Riconoscere la malattia per tempo - distinguendola dalla sclerosi multipla, con cui condivide alcuni aspetti ma dalla quale si differenzia per altri, uno su tutti è la sieropositività agli anticorpi anti-aquaporina 4 (AQP4) - è fondamentale per prendere in carico in maniera idonea il paziente, evitando il ricorso a trattamenti del tutto inefficaci o che potrebbero addirittura accentuare i sintomi.

In Italia, nel 2023 è nata l’Associazione Italiana Neuromielite Ottica (AINMO), la prima esplicitamente dedicata alle malattie dello spettro della neuromielite ottica e a quelle associate agli anticorpi anti-MOG. Proprio in occasione del mese di marzo, AINMO, insieme ad AISM (Associazione Italiana Sclerosi Multipla), ha lanciato una potente campagna di sensibilizzazione sulla neuromielita ottica. L’iniziativa gode del patrocinio di SIN (Società Italiana di Neurologia) e SNO (Società dei Neurologi, Neurochirurghi, Neuroradiologi Ospedalieri), nonché dell’Alto Patronato del Presidente della Repubblica (per conoscere i dettagli della campagna è possibile visitare il sito di AINMO).

Le cause esatte della neuromielite ottica sono ancora sconosciute ma l’origine della condizione appare legata alla produzione di anticorpi anti-AQP4, riscontrati in quasi l’80% dei casi di malattia. Nonostante una frazione dei pazienti sia negativa al dosaggio di tali anticorpi questo test rimane fondamentale per la diagnosi di neuromielite ottica. Più recentemente è stato osservato che molti pazienti nei quali la ricerca di anticorpi anti AQP-4 era risultata negativa mostravano una positività ad un’altra classe anticorpale, quella degli anti-glicoproteina oligodendrocitica mielinica (anti-MOG) che, pertanto, possono essere dosati negli individui con sospetto di malattia. Infine, l’esame del liquor, la risonanza magnetica nucleare del cervello e del midollo spinale e il test dei potenziali evocati visivi sono di aiuto per porre una diagnosi di malattia differenziale rispetto ad altre possibili cause.
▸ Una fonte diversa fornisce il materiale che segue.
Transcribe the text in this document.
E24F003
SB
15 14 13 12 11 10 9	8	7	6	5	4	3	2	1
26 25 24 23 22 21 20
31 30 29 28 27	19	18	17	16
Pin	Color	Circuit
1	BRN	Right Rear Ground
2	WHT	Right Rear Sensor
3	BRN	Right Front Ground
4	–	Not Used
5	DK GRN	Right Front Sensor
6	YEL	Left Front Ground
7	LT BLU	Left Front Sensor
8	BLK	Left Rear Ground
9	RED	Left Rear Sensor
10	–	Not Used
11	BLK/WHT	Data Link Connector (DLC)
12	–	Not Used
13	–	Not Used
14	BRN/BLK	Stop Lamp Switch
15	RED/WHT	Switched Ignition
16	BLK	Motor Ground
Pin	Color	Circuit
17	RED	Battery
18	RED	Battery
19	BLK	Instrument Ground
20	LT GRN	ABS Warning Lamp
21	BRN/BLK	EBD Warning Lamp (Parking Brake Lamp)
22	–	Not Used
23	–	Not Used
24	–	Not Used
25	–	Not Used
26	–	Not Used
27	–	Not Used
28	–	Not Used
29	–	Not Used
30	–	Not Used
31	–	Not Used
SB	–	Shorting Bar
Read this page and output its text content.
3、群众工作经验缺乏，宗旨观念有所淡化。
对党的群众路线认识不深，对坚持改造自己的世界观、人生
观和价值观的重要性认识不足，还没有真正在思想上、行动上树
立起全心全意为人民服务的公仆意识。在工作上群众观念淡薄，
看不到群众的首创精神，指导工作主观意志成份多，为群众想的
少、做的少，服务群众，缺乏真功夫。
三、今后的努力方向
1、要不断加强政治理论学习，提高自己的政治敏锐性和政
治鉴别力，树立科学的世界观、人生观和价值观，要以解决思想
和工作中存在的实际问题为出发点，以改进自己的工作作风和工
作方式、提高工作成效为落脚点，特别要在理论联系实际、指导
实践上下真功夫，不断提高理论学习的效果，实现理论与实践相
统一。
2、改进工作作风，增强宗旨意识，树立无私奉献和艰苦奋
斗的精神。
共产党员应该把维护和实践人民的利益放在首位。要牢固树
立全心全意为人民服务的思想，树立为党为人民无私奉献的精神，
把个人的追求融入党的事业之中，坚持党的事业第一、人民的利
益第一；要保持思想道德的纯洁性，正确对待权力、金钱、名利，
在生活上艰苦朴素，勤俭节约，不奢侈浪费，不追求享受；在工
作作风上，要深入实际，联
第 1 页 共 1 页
Il trattamento delle fasi acute della NMOSD si basa sull’utilizzo di corticosteroidi, con cui controllare l’infiammazione a livello del nervo ottico e del midollo spinale. Nel caso di persone che non rispondano ai farmaci può essere indicata la plasmaferesi che ha mostrato particolare beneficio nelle fasi acute della mielite. Una volta che la tempesta autoimmunitaria è stata placata occorre iniziare una terapia di mantenimento, il più delle volte basata su farmaci immunosoppressori, tra cui l’azatioprina, il micofenolato mofetile e il metotrexato, e su agenti biologici come il rituximab.

Gli anticorpi monoclonali hanno mostrato grande utilità nella gestione della malattia: eculizumab e satralizumab sono disponibili per il trattamento della NMOSD positiva ad anticorpi anti-AQP4 e, lo scorso anno, AIFA ha reso disponibile inebilizumab per il trattamento di seconda linea dei pazienti adulti affetti dal disturbo dello spettro della neuromielite ottica sieropositivi agli anticorpi anti-AQP4. Questo farmaco è in grado di colpire direttamente le cellule B che esprimono l’antigene CD19, producendo gli anticorpi patogenetici associati ai sintomi della malattia. Si tratta di una significativa aggiunta a un protocollo terapeutico, profondamente differente da quello in uso per la sclerosi multipla rispetto a cui, come si è visto, la NMOSD va distinta.

Tale differenza costituisce un elemento importante, soprattutto per patologie come questa che richiedono trattamenti ripetuti nel tempo, con notevole impatto sulla qualità di vita dei malati e sulle casse del Servizio Sanitario Nazionale (SSN). L’introduzione di farmaci come inebilizumab non solo migliorerà le condizioni di vita dei malati, ma potrebbe tradursi in un concreto risparmio per il sistema sanitario italiano. Ora l’auspicio più grande della comunità dei pazienti è che farmaci di questo genere raggiungano la prima linea di trattamento, anticipandone così l’utilizzo per migliorare ulteriormente il percorso terapeutico ed evitare che i danni della malattia diventino permanenti.